The State of Our Discourse
Nina (rhymes with Dinah) and I went out to dinner a few evenings ago. After the how-was-your-day conversation, Nina quoted a friend (who was quoting Woody Allen) saying that if this election turns out badly, she’ll be in the basement in a pool of blood. It’s come to that. There’s nothing to do but that . . .or vote. Nothing more to say. So this was the rest of the evening:
“God, this rain. What are all these cars doing backed up like this?”
“It’s Seattle drivers. The first rain and you’d think it was snow instead.”
“Is this where I’m supposed to turn?”
“No, I think it’s up there. No wait, that was it. Sorry. This is exactly we did last time we came here. Now we have to go under the freeway and make a U turn at Target.”
“Really? Was it Target?”
“I think so. But it wasn’t raining and there weren’t all these cars.”
Looking at our menus in the warm, inviting restaurant, we had the coupon conversation.
“Tell me how much you want to spend so I know what I can order,” I said.
“No matter what we order we can save $10,” Nina said
“But only if we each get a meal of $20 so we can get half off the second.”
“That isn’t the kind of coupon we have. We have the second meal free as long as we order two entrees.”
“Are you sure?”
“Yeah, and two drinks.”
“That part’s not a problem. Can I see the Scotch menu please?”
After the enjoyable meal came the check /tip conversation:
“OK, here’s the adjusted one. It looks like we just split it.”
“Can I have the other one for my tax deductions?”
“Not yet, I have to figure the tip without the discount. Are you paying with your card or cash?”
“I’ll give you cash.”
“Oh, good, then I’ll have some cash.”
And scene.
The next day my friend Nancy and I saw Seattle Shakespeare Theater perform Arms and the Man. We always park halfway up Queen Anne Hill so we can get a bit of a walk.
“It feels like Sunday,” I said.
“This is the first Saturday performance we’ve seen this season.”
“Haven’t we always gone on Sunday?”
“No we always go on Saturday. This is the first Saturday performance we’ve seen this season because we changed our seats for Richard III and went on a Sunday.”
“Isn’t this the first season we’ve had Saturday seats?”
“We always go on Saturday.”
(We don’t, you know. We’ve always had Sunday season tickets but we changed to Saturday this year. I just didn’t remember that in time to back up my confusion.)
Then Nancy reminded me of our trek to see Richard III at Seattle Rep theater.
“Where are you going, Nancy?” I had asked. I stopped at the Cornish Theater. “It’s here at Intiman.”
“No it isn’t. It never is. It’s either at the Center House or Seattle Rep.”
“I’ve never been in Seattle Rep with you. That’s Bagley Wright up there.”
“That’s not Bagley Wright, that’s Seattle Rep. And we always go there.”

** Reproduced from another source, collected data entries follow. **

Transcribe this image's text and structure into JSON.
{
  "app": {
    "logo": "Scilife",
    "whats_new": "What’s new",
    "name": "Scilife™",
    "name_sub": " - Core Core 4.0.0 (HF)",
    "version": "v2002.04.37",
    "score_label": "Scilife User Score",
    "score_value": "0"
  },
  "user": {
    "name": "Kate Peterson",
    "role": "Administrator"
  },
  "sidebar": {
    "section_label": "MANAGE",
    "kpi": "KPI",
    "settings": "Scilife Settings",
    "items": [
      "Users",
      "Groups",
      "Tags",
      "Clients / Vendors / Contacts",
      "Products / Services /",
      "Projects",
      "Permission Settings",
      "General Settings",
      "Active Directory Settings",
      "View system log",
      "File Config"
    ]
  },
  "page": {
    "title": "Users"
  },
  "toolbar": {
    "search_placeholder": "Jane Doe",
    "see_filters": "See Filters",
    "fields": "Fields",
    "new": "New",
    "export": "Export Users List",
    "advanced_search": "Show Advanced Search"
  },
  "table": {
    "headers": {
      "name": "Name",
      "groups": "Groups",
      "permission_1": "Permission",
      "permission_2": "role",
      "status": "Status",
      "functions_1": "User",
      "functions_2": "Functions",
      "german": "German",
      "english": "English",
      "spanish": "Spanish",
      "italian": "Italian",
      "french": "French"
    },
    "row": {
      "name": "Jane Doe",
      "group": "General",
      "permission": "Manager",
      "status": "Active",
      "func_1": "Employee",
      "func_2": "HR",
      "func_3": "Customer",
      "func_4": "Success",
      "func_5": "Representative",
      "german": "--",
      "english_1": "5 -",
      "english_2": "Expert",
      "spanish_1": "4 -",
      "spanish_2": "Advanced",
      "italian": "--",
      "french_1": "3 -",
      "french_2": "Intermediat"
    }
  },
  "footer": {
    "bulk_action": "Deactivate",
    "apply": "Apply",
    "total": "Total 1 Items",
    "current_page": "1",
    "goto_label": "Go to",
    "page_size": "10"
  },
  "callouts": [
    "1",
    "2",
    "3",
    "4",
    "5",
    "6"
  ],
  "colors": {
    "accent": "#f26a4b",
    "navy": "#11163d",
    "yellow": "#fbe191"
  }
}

(For those of you not from Seattle, Cornish Theater used to be called Intiman and to some of us it always will be even though it’s now named after a doyenne of the arts in Seattle, Nellie Cornish and I should celebrate that. I do, actually, I just can’t ever remember that the theater is no longer Intiman. Up the street from Cornish/Intiman Theater, the Seattle Repertory Theater has a main stage, Bagley Wright and a smaller stage, Leo K Theater. I’ve always thought of the whole boiling as Bagley Wright. Period.)
Arms and the Man was fabulous, especially S.F. Kamara as Capt Bluntschli. Even so at the first interval, Nancy said, “I want to get some tea. I’m starting to fall asleep.”
“Me too.”
I wonder if Susan Sonntag ever talked like this?
I’m listening to my conversations with my friends even as they are becoming spoken words and I see an image: My two great aunts tottering and doddering in downtown Olympia, their shoulders pressed together as though they are holding each other up. And yet if we were twenty-somethings having these conversations while texting each other, we’d be . . . hmmm. I was going to say “young and lively and cute,” but actually I think we’d be supremely annoying.
Or as Nancy, always the Libra, said, “Aren’t we all just human?”
I think the larger point with which I started this post was that there’s nothing much to say anymore. Just make sure you VOTE.
Your writings are so great and funny. I recognize this latest exchange. Getting old is the oits, but the alternative? No coupons!